Only companies licensed by recognized regulators such as the US SEC, UK Financial Conduct Authority, the EU, UAE’s VARA, and Singapore’s MAS will be eligible. Applicants must submit detailed company profiles, services offered, existing licenses, security standards, revenues, compliance records, and tailored strategies for Pakistan’s market.

The authority, formed under the Virtual Assets Ordinance 2025, has been tasked with licensing and supervising the industry in line with global standards from the Financial Action Task Force, IMF, and World Bank. Officials said the framework aims to curb illicit finance while opening opportunities in fintech, remittances, tokenization, and Shariah-compliant digital products.

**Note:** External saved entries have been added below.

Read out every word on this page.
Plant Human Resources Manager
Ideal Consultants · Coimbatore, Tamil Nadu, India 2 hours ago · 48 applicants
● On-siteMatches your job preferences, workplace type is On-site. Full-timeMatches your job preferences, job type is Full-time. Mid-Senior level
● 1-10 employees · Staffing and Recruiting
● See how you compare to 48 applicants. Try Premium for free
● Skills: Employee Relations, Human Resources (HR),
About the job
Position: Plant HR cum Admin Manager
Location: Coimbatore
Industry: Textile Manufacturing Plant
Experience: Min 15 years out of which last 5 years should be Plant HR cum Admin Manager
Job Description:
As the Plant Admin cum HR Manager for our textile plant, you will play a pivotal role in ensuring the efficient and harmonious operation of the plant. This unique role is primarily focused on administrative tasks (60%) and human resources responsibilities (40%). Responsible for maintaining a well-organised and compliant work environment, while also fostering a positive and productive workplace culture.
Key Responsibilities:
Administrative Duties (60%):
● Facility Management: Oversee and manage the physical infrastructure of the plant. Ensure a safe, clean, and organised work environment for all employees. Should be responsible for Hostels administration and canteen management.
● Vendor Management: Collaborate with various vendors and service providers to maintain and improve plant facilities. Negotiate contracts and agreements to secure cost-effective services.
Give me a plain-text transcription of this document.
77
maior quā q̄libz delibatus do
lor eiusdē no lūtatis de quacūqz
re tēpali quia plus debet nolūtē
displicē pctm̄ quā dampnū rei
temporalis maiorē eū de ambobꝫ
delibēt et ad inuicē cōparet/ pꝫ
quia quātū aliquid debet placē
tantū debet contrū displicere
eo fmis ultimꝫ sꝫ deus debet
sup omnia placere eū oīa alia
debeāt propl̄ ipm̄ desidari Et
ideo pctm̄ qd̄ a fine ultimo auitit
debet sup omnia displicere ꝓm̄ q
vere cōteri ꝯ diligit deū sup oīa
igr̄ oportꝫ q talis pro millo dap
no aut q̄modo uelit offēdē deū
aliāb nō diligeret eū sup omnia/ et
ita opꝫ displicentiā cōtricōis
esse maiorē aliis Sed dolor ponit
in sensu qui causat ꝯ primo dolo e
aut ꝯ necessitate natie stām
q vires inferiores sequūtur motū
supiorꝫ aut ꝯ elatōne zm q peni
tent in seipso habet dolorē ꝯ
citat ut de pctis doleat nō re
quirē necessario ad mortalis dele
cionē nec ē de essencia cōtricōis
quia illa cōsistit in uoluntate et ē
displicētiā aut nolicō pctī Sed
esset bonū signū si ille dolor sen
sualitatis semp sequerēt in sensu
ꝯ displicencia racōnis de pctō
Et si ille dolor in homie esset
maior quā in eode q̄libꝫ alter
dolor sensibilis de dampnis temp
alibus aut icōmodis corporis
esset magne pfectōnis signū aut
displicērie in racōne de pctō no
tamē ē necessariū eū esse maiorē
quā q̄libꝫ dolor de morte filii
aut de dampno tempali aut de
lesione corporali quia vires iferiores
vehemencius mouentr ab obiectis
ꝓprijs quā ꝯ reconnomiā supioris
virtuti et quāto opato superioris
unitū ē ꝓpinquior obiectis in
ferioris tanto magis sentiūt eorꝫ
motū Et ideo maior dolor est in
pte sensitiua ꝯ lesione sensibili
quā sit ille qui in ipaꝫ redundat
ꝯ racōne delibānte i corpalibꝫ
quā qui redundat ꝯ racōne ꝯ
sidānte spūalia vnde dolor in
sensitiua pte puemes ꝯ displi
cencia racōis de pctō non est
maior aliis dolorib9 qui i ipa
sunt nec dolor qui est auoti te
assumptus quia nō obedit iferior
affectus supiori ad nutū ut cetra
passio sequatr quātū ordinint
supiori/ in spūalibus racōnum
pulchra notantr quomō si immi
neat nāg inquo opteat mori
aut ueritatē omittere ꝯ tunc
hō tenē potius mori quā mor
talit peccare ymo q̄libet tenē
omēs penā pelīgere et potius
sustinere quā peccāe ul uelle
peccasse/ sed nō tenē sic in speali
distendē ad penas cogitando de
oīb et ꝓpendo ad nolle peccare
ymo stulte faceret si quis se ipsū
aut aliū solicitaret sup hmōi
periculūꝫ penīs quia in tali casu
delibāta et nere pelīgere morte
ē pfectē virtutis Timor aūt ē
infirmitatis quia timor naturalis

Pakistan has emerged as a major player in crypto adoption, ranking third globally in Chainalysis’ 2025 Global Crypto Adoption Index. Earlier this year, the government revealed plans to create a Bitcoin Strategic Reserve and allocated 2,000 megawatts of surplus electricity to support Bitcoin mining and AI data centers.

Despite enthusiasm at home, the International Monetary Fund raised red flags in July, warning against subsidized energy use for crypto mining. Even so, Pakistan’s latest move signals one of the boldest shifts toward crypto integration in the region, positioning the country as a potential global hub.